California parks rangers and lifeguards patrol Oceano Dunes State Vehicle Recreation Area. A proposed California law aims to make it easier for rangers and game wardens to receive compensation benefits for skin cancer. dmiddlecamp@thetribunenews.com

California game wardens and park rangers are at elevated risk for skin cancer by the nature of their work outdoors. Now, lawmakers are advancing a bill that would remove barriers to workers’ compensation benefits associated with that diagnosis for them.

Assembly bill 334, authored by Assemblyman Kevin Mullin, D-South San Francisco, would make it easier for game wardens and park rangers with skin cancer to receive workers’ compensation benefits by creating what’s a called presumption for the disease.

That means an adjuster considering a workers’ compensation claim for skin cancer would automatically grant it rather than require the employee to submit evidence to prove the disease was a work-related injury.

California police, lifeguards and many other public safety employees already receive that presumption for skin cancer.

In a statement, Mullin said he wrote the bill when he “learned that many of our California wardens and park rangers have had to exhaust all of their sick and vacation leave while fighting skin cancer,” Mullin said.

“If there is any predictable malady that affects wildlife officers and park rangers because of their occupation, it is skin cancer.

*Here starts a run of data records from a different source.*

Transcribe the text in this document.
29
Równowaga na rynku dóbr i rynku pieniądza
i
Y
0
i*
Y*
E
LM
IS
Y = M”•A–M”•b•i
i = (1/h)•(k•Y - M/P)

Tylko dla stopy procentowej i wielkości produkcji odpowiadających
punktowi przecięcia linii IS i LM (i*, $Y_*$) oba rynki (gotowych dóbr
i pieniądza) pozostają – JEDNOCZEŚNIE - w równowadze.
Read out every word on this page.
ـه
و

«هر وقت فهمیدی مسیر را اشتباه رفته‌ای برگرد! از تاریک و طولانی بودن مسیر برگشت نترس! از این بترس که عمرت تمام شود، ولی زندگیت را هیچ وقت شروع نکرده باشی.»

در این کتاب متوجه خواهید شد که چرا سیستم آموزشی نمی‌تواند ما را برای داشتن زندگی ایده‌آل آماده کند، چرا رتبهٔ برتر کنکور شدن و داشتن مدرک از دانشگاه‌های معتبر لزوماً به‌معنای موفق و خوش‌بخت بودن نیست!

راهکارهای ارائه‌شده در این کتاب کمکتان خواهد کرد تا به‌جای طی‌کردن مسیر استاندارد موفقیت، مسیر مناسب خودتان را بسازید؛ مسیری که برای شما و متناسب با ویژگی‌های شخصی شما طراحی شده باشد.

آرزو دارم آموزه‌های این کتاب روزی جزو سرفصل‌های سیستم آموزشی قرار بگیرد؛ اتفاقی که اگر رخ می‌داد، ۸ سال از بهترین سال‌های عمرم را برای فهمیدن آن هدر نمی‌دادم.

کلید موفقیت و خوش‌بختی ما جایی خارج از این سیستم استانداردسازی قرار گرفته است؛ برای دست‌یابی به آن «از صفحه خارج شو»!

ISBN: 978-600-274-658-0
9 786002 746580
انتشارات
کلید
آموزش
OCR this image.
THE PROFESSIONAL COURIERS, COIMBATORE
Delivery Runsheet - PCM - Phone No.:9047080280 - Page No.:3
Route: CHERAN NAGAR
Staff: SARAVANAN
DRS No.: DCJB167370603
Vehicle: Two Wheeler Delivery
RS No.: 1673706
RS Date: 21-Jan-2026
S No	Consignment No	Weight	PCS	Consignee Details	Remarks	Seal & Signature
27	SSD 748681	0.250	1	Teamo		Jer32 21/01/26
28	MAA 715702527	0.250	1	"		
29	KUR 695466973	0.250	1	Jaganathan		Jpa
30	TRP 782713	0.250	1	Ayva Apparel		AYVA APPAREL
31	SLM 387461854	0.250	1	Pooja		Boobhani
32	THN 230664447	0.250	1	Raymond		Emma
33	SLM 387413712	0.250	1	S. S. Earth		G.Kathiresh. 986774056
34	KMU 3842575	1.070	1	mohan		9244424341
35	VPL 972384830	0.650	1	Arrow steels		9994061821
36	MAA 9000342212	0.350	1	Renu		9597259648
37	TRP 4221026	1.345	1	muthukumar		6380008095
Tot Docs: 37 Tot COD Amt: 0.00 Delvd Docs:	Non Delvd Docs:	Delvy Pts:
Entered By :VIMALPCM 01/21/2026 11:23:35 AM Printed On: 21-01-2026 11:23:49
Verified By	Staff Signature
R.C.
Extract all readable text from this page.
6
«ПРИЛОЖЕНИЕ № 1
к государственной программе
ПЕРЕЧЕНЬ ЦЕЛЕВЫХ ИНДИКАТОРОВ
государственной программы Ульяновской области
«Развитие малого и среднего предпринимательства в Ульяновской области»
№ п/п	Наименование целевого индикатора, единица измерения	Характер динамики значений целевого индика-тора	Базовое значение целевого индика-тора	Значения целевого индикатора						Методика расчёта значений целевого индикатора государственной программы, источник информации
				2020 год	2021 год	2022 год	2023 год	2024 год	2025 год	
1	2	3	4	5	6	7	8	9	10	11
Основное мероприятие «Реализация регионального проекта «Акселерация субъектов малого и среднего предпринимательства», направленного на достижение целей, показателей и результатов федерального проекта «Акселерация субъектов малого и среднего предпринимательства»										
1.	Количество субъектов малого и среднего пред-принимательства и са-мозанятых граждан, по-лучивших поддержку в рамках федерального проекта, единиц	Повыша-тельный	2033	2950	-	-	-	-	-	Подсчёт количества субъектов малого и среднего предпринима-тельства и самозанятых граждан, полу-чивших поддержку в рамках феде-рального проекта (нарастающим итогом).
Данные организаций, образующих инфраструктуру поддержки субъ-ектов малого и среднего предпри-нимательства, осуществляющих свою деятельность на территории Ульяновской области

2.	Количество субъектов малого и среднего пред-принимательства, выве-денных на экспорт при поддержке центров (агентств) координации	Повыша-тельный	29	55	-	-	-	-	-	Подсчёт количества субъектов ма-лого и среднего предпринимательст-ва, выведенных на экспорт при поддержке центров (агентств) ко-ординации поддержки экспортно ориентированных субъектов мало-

Having to sue to qualify for coverage when affected by basal cell carcinoma, squamous cell carcinoma, or worse, melanoma, because of sun exposure from their occupation is inefficient and expensive for all involved. For some it has proven to be fatal,” he said.

The bill is supported by several organizations, including the California Statewide Law Enforcement Association and the California Fish & Game Warden Supervisors and Managers Association, the latter of which noted that almost all other California state and local peace officers already qualify for that presumption.

“AB 334 would ensure that wildlife officers and park rangers — whose jobs clearly involve extensive occupational exposure to the sun — get the same presumption,” the group said in a statement of support for the bill.

The bill is opposed by Allied Managed Care and Acclamation Insurance Management Services.

The groups argued — in a Senate Committee on Labor, Public Employment and Retirement analysis — that AB 334 is not needed because workers’ compensation claims are accepted by employers at a rate of nearly 90%.

It further argued that by granting a presumption, worker claims would not be eligible for apportionment, which refers to the practice of calculating how much of an injury is the employer’s responsibility.

“This would mean that consideration of other underlying conditions and non-industrial injuries would not be allowed and any permanent disability claims would have to be allotted to the employer at 100%,” according to the analysis.

The bill is currently being considered by the Senate Appropriations Committee. It passed the Assembly in May by a vote of 76 to 0.